Wer hierzulande über die vermeintlich zu teure EU lamentiert, der sei gefragt, an welchen Punkten er oder sie eine kluge Politik etwa im Corona-Drama bei US-Präsident Donald Trump erkennen kann? Oder bei dem Populisten Boris Johnson, der sich immer noch am Brexit berauscht. Was China in der Zukunft vorhat, kann sich jeder am Beispiel Hongkong ausmalen. Wladimir Putin setzt derzeit die Hungerwaffe in Syrien ein und lässt Schulen wie Krankenhäuser bombardieren. Skrupel sehen anders aus.

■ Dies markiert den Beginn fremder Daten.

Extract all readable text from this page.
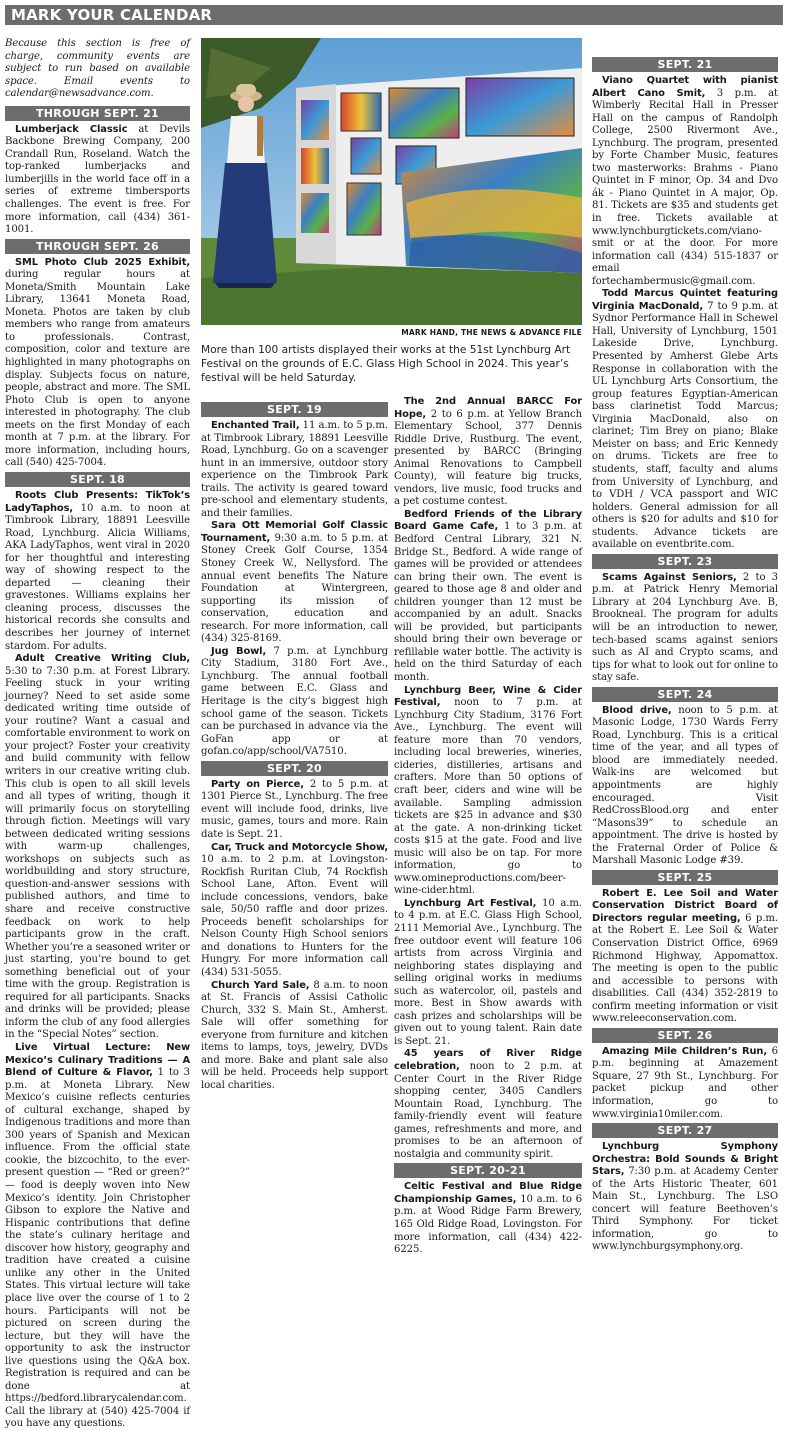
MARK YOUR CALENDAR

Because this section is free of charge, community events are subject to run based on available space. Email events to calendar@newsadvance.com.

THROUGH SEPT. 21

Lumberjack Classic at Devils Backbone Brewing Company, 200 Crandall Run, Roseland. Watch the top-ranked lumberjacks and lumberjills in the world face off in a series of extreme timbersports challenges. The event is free. For more information, call (434) 361-1001.

THROUGH SEPT. 26

SML Photo Club 2025 Exhibit, during regular hours at Moneta/Smith Mountain Lake Library, 13641 Moneta Road, Moneta. Photos are taken by club members who range from amateurs to professionals. Contrast, composition, color and texture are highlighted in many photographs on display. Subjects focus on nature, people, abstract and more. The SML Photo Club is open to anyone interested in photography. The club meets on the first Monday of each month at 7 p.m. at the library. For more information, including hours, call (540) 425-7004.

SEPT. 18

Roots Club Presents: TikTok’s LadyTaphos, 10 a.m. to noon at Timbrook Library, 18891 Leesville Road, Lynchburg. Alicia Williams, AKA LadyTaphos, went viral in 2020 for her thoughtful and interesting way of showing respect to the departed — cleaning their gravestones. Williams explains her cleaning process, discusses the historical records she consults and describes her journey of internet stardom. For adults.

Adult Creative Writing Club, 5:30 to 7:30 p.m. at Forest Library. Feeling stuck in your writing journey? Need to set aside some dedicated writing time outside of your routine? Want a casual and comfortable environment to work on your project? Foster your creativity and build community with fellow writers in our creative writing club. This club is open to all skill levels and all types of writing, though it will primarily focus on storytelling through fiction. Meetings will vary between dedicated writing sessions with warm-up challenges, workshops on subjects such as worldbuilding and story structure, question-and-answer sessions with published authors, and time to share and receive constructive feedback on work to help participants grow in the craft. Whether you’re a seasoned writer or just starting, you’re bound to get something beneficial out of your time with the group. Registration is required for all participants. Snacks and drinks will be provided; please inform the club of any food allergies in the “Special Notes” section.

Live Virtual Lecture: New Mexico’s Culinary Traditions — A Blend of Culture & Flavor, 1 to 3 p.m. at Moneta Library. New Mexico’s cuisine reflects centuries of cultural exchange, shaped by Indigenous traditions and more than 300 years of Spanish and Mexican influence. From the official state cookie, the bizcochito, to the ever-present question — “Red or green?” — food is deeply woven into New Mexico’s identity. Join Christopher Gibson to explore the Native and Hispanic contributions that define the state’s culinary heritage and discover how history, geography and tradition have created a cuisine unlike any other in the United States. This virtual lecture will take place live over the course of 1 to 2 hours. Participants will not be pictured on screen during the lecture, but they will have the opportunity to ask the instructor live questions using the Q&A box. Registration is required and can be done at https://bedford.librarycalendar.com. Call the library at (540) 425-7004 if you have any questions.

MARK HAND, THE NEWS & ADVANCE FILE
More than 100 artists displayed their works at the 51st Lynchburg Art Festival on the grounds of E.C. Glass High School in 2024. This year’s festival will be held Saturday.

SEPT. 19

Enchanted Trail, 11 a.m. to 5 p.m. at Timbrook Library, 18891 Leesville Road, Lynchburg. Go on a scavenger hunt in an immersive, outdoor story experience on the Timbrook Park trails. The activity is geared toward pre-school and elementary students, and their families.

Sara Ott Memorial Golf Classic Tournament, 9:30 a.m. to 5 p.m. at Stoney Creek Golf Course, 1354 Stoney Creek W., Nellysford. The annual event benefits The Nature Foundation at Wintergreen, supporting its mission of conservation, education and research. For more information, call (434) 325-8169.

Jug Bowl, 7 p.m. at Lynchburg City Stadium, 3180 Fort Ave., Lynchburg. The annual football game between E.C. Glass and Heritage is the city’s biggest high school game of the season. Tickets can be purchased in advance via the GoFan app or at gofan.co/app/school/VA7510.

SEPT. 20

Party on Pierce, 2 to 5 p.m. at 1301 Pierce St., Lynchburg. The free event will include food, drinks, live music, games, tours and more. Rain date is Sept. 21.

Car, Truck and Motorcycle Show, 10 a.m. to 2 p.m. at Lovingston-Rockfish Ruritan Club, 74 Rockfish School Lane, Afton. Event will include concessions, vendors, bake sale, 50/50 raffle and door prizes. Proceeds benefit scholarships for Nelson County High School seniors and donations to Hunters for the Hungry. For more information call (434) 531-5055.

Church Yard Sale, 8 a.m. to noon at St. Francis of Assisi Catholic Church, 332 S. Main St., Amherst. Sale will offer something for everyone from furniture and kitchen items to lamps, toys, jewelry, DVDs and more. Bake and plant sale also will be held. Proceeds help support local charities.

The 2nd Annual BARCC For Hope, 2 to 6 p.m. at Yellow Branch Elementary School, 377 Dennis Riddle Drive, Rustburg. The event, presented by BARCC (Bringing Animal Renovations to Campbell County), will feature big trucks, vendors, live music, food trucks and a pet costume contest.

Bedford Friends of the Library Board Game Cafe, 1 to 3 p.m. at Bedford Central Library, 321 N. Bridge St., Bedford. A wide range of games will be provided or attendees can bring their own. The event is geared to those age 8 and older and children younger than 12 must be accompanied by an adult. Snacks will be provided, but participants should bring their own beverage or refillable water bottle. The activity is held on the third Saturday of each month.

Lynchburg Beer, Wine & Cider Festival, noon to 7 p.m. at Lynchburg City Stadium, 3176 Fort Ave., Lynchburg. The event will feature more than 70 vendors, including local breweries, wineries, cideries, distilleries, artisans and crafters. More than 50 options of craft beer, ciders and wine will be available. Sampling admission tickets are $25 in advance and $30 at the gate. A non-drinking ticket costs $15 at the gate. Food and live music will also be on tap. For more information, go to www.omineproductions.com/beer-wine-cider.html.

Lynchburg Art Festival, 10 a.m. to 4 p.m. at E.C. Glass High School, 2111 Memorial Ave., Lynchburg. The free outdoor event will feature 106 artists from across Virginia and neighboring states displaying and selling original works in mediums such as watercolor, oil, pastels and more. Best in Show awards with cash prizes and scholarships will be given out to young talent. Rain date is Sept. 21.

45 years of River Ridge celebration, noon to 2 p.m. at Center Court in the River Ridge shopping center, 3405 Candlers Mountain Road, Lynchburg. The family-friendly event will feature games, refreshments and more, and promises to be an afternoon of nostalgia and community spirit.

SEPT. 20-21

Celtic Festival and Blue Ridge Championship Games, 10 a.m. to 6 p.m. at Wood Ridge Farm Brewery, 165 Old Ridge Road, Lovingston. For more information, call (434) 422-6225.

SEPT. 21

Viano Quartet with pianist Albert Cano Smit, 3 p.m. at Wimberly Recital Hall in Presser Hall on the campus of Randolph College, 2500 Rivermont Ave., Lynchburg. The program, presented by Forte Chamber Music, features two masterworks: Brahms - Piano Quintet in F minor, Op. 34 and Dvo ák - Piano Quintet in A major, Op. 81. Tickets are $35 and students get in free. Tickets available at www.lynchburgtickets.com/viano-smit or at the door. For more information call (434) 515-1837 or email fortechambermusic@gmail.com.

Todd Marcus Quintet featuring Virginia MacDonald, 7 to 9 p.m. at Sydnor Performance Hall in Schewel Hall, University of Lynchburg, 1501 Lakeside Drive, Lynchburg. Presented by Amherst Glebe Arts Response in collaboration with the UL Lynchburg Arts Consortium, the group features Egyptian-American bass clarinetist Todd Marcus; Virginia MacDonald, also on clarinet; Tim Brey on piano; Blake Meister on bass; and Eric Kennedy on drums. Tickets are free to students, staff, faculty and alums from University of Lynchburg, and to VDH / VCA passport and WIC holders. General admission for all others is $20 for adults and $10 for students. Advance tickets are available on eventbrite.com.

SEPT. 23

Scams Against Seniors, 2 to 3 p.m. at Patrick Henry Memorial Library at 204 Lynchburg Ave. B, Brookneal. The program for adults will be an introduction to newer, tech-based scams against seniors such as AI and Crypto scams, and tips for what to look out for online to stay safe.

SEPT. 24

Blood drive, noon to 5 p.m. at Masonic Lodge, 1730 Wards Ferry Road, Lynchburg. This is a critical time of the year, and all types of blood are immediately needed. Walk-ins are welcomed but appointments are highly encouraged. Visit RedCrossBlood.org and enter “Masons39” to schedule an appointment. The drive is hosted by the Fraternal Order of Police & Marshall Masonic Lodge #39.

SEPT. 25

Robert E. Lee Soil and Water Conservation District Board of Directors regular meeting, 6 p.m. at the Robert E. Lee Soil & Water Conservation District Office, 6969 Richmond Highway, Appomattox. The meeting is open to the public and accessible to persons with disabilities. Call (434) 352-2819 to confirm meeting information or visit www.releeconservation.com.

SEPT. 26

Amazing Mile Children’s Run, 6 p.m. beginning at Amazement Square, 27 9th St., Lynchburg. For packet pickup and other information, go to www.virginia10miler.com.

SEPT. 27

Lynchburg Symphony Orchestra: Bold Sounds & Bright Stars, 7:30 p.m. at Academy Center of the Arts Historic Theater, 601 Main St., Lynchburg. The LSO concert will feature Beethoven’s Third Symphony. For ticket information, go to www.lynchburgsymphony.org.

Ja, die Europäische Union ist nicht perfekt, sie hat erhebliche Mängel. Aber es lohnt sich, an der Beseitigung dieser Fehler zu arbeiten. Ansonsten wird Deutschland zum Spielball Dritter, die mit Menschenrechten nicht allzu viel am Hut haben.
Noch einmal Arithmetik im Zusammenhang mit den EU-Ausgaben: In wenigen Jahren werden acht Milliarden Menschen die Welt bevölkern. Glaubt jemand ernsthaft, dass diese Welt dann auf das eine kleine Prozent, die 80 Millionen Menschen in der Bundesrepublik, hören wird?